All things are possible for one who believes – Mark 9:23
English Vision Statement
At Waverley Abbey we recognise the central importance of English as a medium for thought, learning and expression across the curriculum and also as a subject in its own right. We believe that children need to develop their use of language in order to learn and to play a full and active role as individuals within society. We see the need to acquire and develop language skills as a major part of the school curriculum. We believe that, through English lessons, children can develop a positive growth mind-set as they begin to relish challenges and are guided to self-reflect. English is therefore given a high priority in the school and is taught daily in every class.
We aim to ensure that our children develop a love of language through a range of high-quality texts. We see the need to acquire and develop language skills as a major part of the school curriculum. We want our children to be able to write for a range of purposes and audiences and take ownership of their writing. Careful links are made across the curriculum to ensure that writing is meaningful and skills are transferrable. We aim to make reading and writing an enjoyable experience which develops our pupils into thoughtful, creative and confident writers.
At Waverley Abbey Junior School we believe that English is:
- What children “do” with language whenever they speak, listen, read or write
- About grasping the code, learning to recognise and use the structures and patterns of spoken and written English, with increasing confidence and competence.
- About each child’s increasing awareness of what language is and how it works;
- Most importantly, about each child’s growing ability to construct and convey meaning in speech and writing & to read with fluency & understanding.
We make great efforts to recognise the essential link between Speaking and Listening, Reading and Writing in order to fully develop children’s literacy skills. We aim to ensure that all lessons are creatively led and that children have the opportunities to develop enthusiasm for texts. This enthusiasm is demonstrated in drama sessions, extended pieces of writing, performances and an obvious enjoyment in their work.
English is a multi-dimensional subject and at Waverley Abbey Junior School we provide a curriculum that successfully encompasses each individual’s needs.
We recognise that reading is a fundamental life skill. Children are positively encouraged to read on a daily basis in a variety of contexts. We wish every child to develop a love of reading and the ability to discuss and evaluate their understanding. Through questioning we encourage high-order thinking, using Blooms Taxonomy as a model.
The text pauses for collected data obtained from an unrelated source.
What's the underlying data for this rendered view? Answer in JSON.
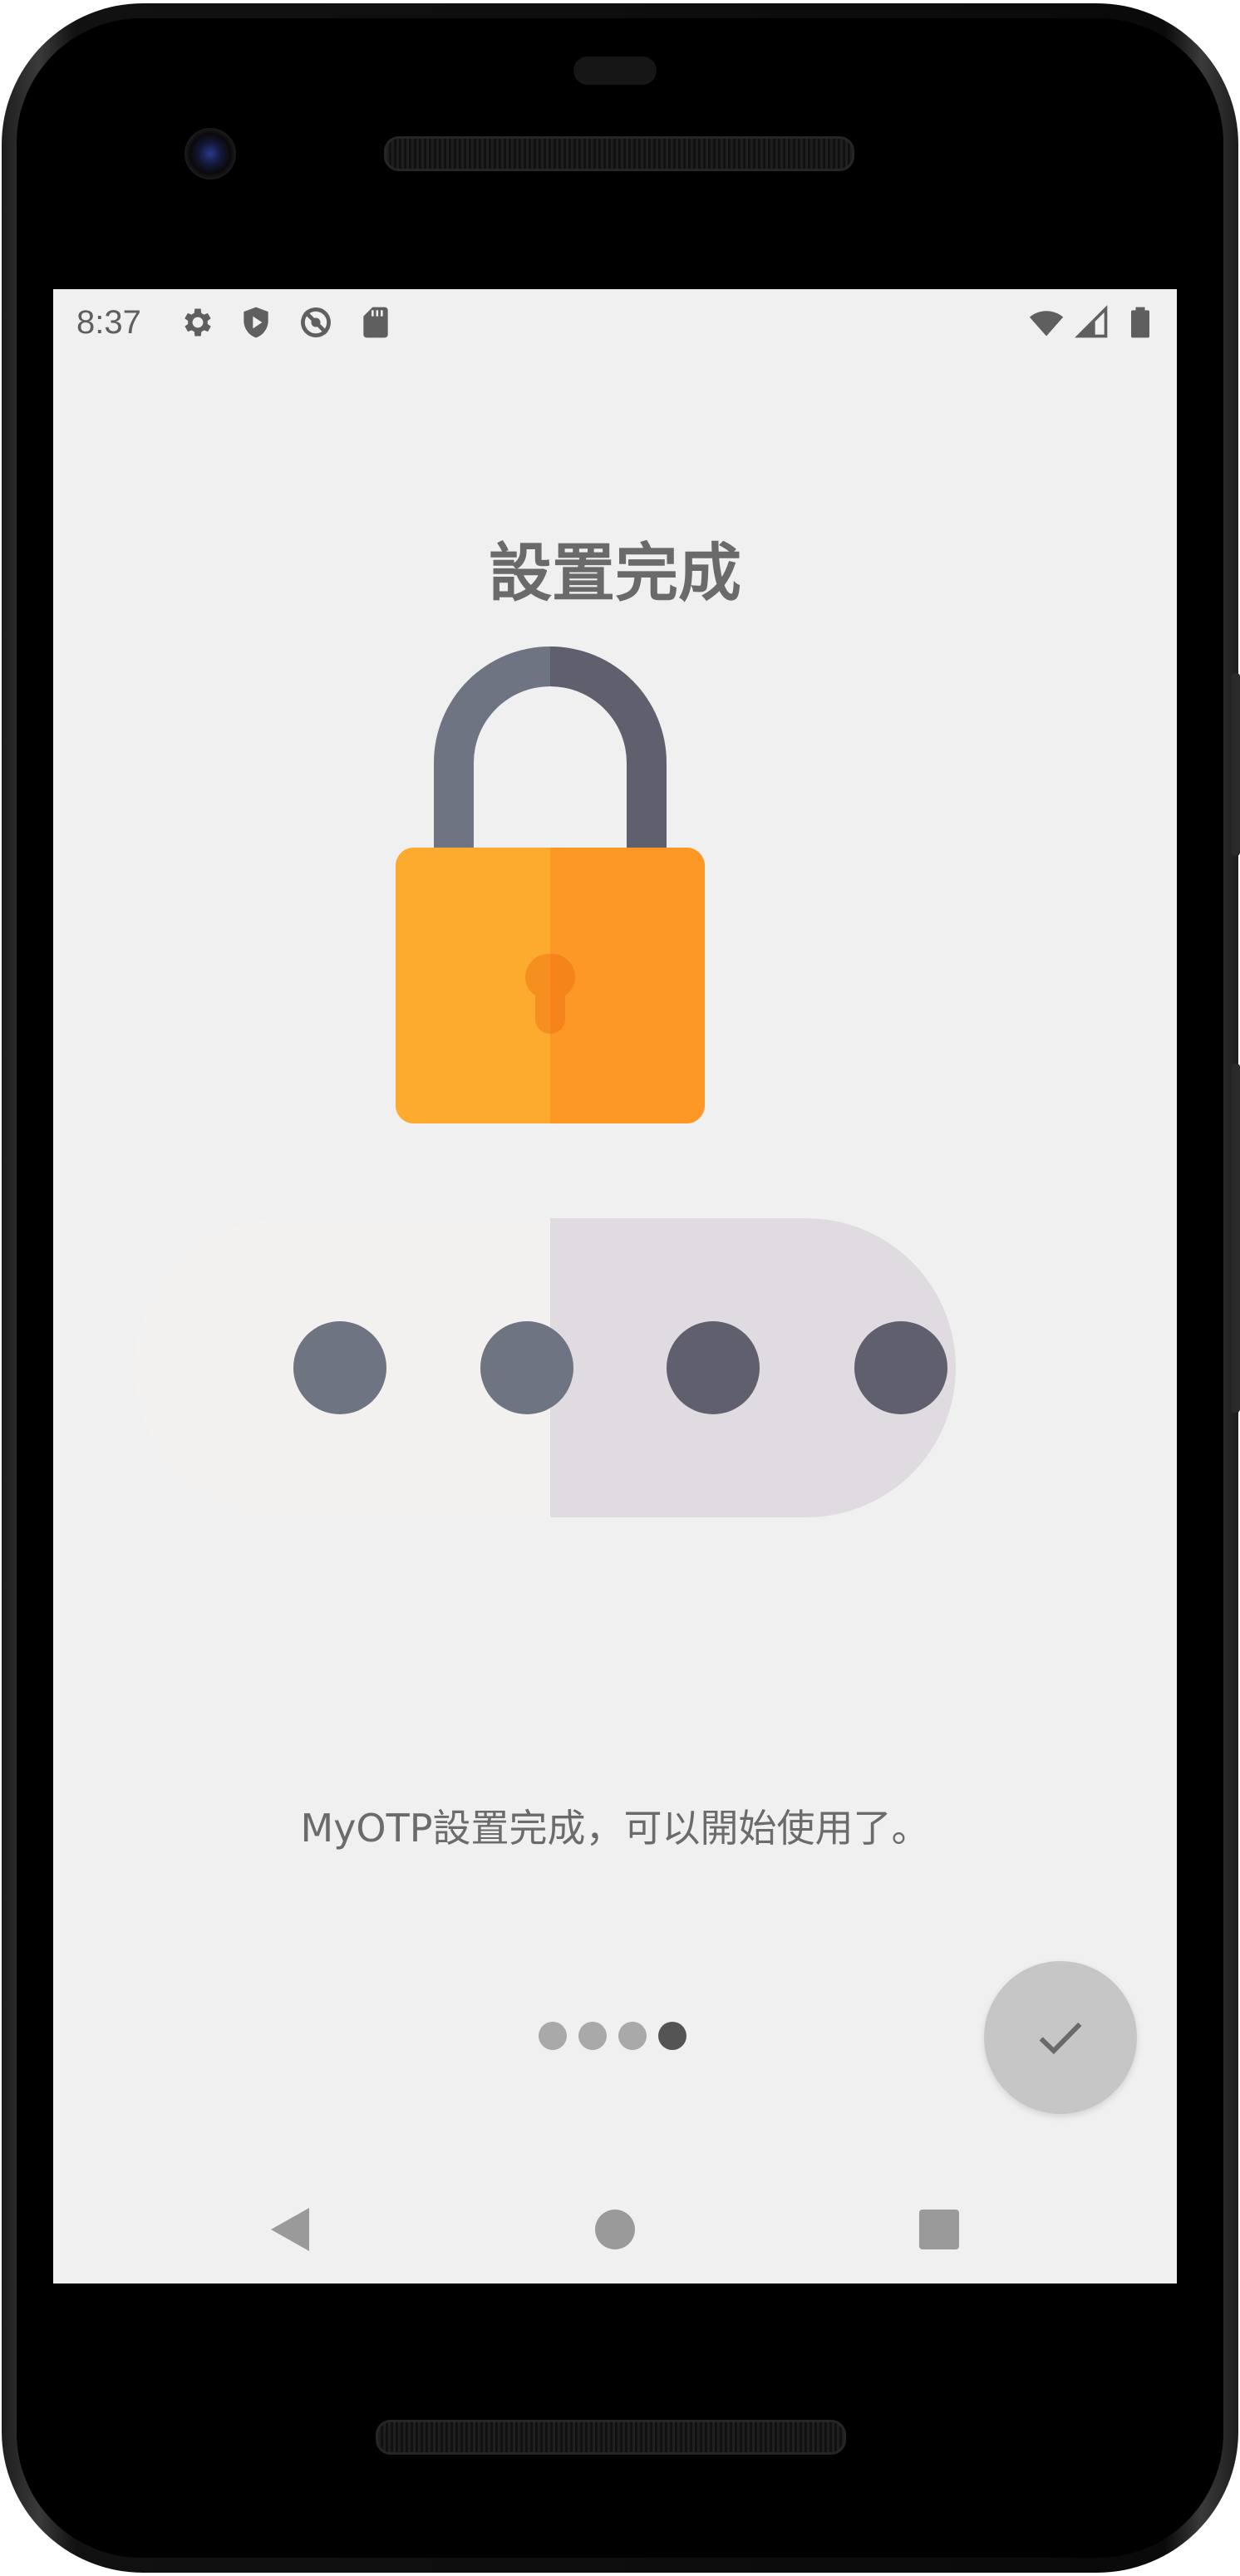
{
  "status_bar": {
    "time": "8:37",
    "left_icons": [
      "gear-icon",
      "shield-play-icon",
      "no-sync-icon",
      "sd-card-icon"
    ],
    "right_icons": [
      "wifi-icon",
      "signal-icon",
      "battery-icon"
    ]
  },
  "page": {
    "title": "設置完成",
    "illustration": "padlock-password-icon",
    "message": "MyOTP設置完成，可以開始使用了。"
  },
  "pager": {
    "total": 4,
    "current": 4
  },
  "fab": {
    "icon": "check-icon"
  },
  "nav_bar": {
    "back": "back-icon",
    "home": "home-icon",
    "recents": "recents-icon"
  },
  "colors": {
    "screen_bg": "#f0f0f0",
    "lock_body_left": "#fdab2e",
    "lock_body_right": "#fd9726",
    "shackle_left": "#6f7483",
    "shackle_right": "#5f5f6d",
    "pill_left": "#f3f0f0",
    "pill_right": "#dfdbe0"
  }
}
Our Reading curriculum includes:
- Whole class guided reading (children given the opportunity to read aloud, in groups or independently)
- Home / school reading with children selecting their own choice of texts
- Class story time
- Monster phonics for children who are at the early stages of reading
- Colour book bands for children to build confidence and fluency (depending upon ability)
- Weekly visits to our school library
- Reading challenges offered
Our library is a very popular place within the school. There is great emphasis on the importance of reading for pleasure, as well as for study, and the wide variety of books available to the children reflect this. We ensure that there is a good selection for every interest and ability by holding hugely popular book fairs during the year, celebrating World Book Day. We also update our library stock to include new titles and authors. Pupils are taught library skills, such as how to use the Dewey Decimal Number system to find non-fiction books and how to search for fiction, most of which is listed in alphabetical order by author surname. We also colour code different genres.
Each year group take part in reading challenges throughout the year. These introduce the children to different authors and subjects and encourages them to make varied choices. In the upper school, the scheme is adapted so that while still receiving guidance, the children have a lot more freedom of choice, the emphasis being on reading for pleasure, but also trying out new texts and authors.
The computerised library management system allows the children to take greater responsibility for their books - they can issue and return their own books. We have designated Year 6 librarians, who work at lunchtime periods to help run the library and support children with finding new books. They apply for this role in the Autumn term and are given some training to support them throughout the year.
At Waverley Abbey School, we hope to stimulate the children’s curiosity about the world about us and satisfy their enquiring minds by ensuring that our library is a bright and inviting place for them to come and discover the joy of reading.
Reading and high quality texts are a core part of our English lessons. Most of our writing tasks in school begin with whole class shared books. At Waverley Abbey, children are taught on a three week cycle of imitate, innovate and invent. Children complete an extended piece of writing at the end of each taught unit. Children consider the audience and purpose of their writing through discussion of a text/genre's main features. This then enables them to create or share write their own success criteria. They are then required to edit their own work. The children are expected in all year groups to take responsibility for their own editing and this includes finding and correcting their own punctuation and spelling; using a thesaurus to improve vocabulary and word choices; and on many occasions – publishing a finished piece of work with presentation and handwriting skills as a focus.
Please see the following website for reading recommendations - https://www.booksfortopics.com/key-stage-book-lists
We follow the objectives as set out in the National Curriculum for all aspects of English. Part of this is a large emphasis on grammatical knowledge and application. Grammar is taught weekly in classes and it is expected that this will be included in the children’s own writing.
Spelling is taught during the week in lessons and children are given tasks to encourage and enable them to commit these spellings to their long-term-memory.
All children are expected to write using a joined –up handwriting style. This must be legible and from Year 4 onwards it is expected that the children will be writing in ink pen. Handwriting is taught and practised in all year groups.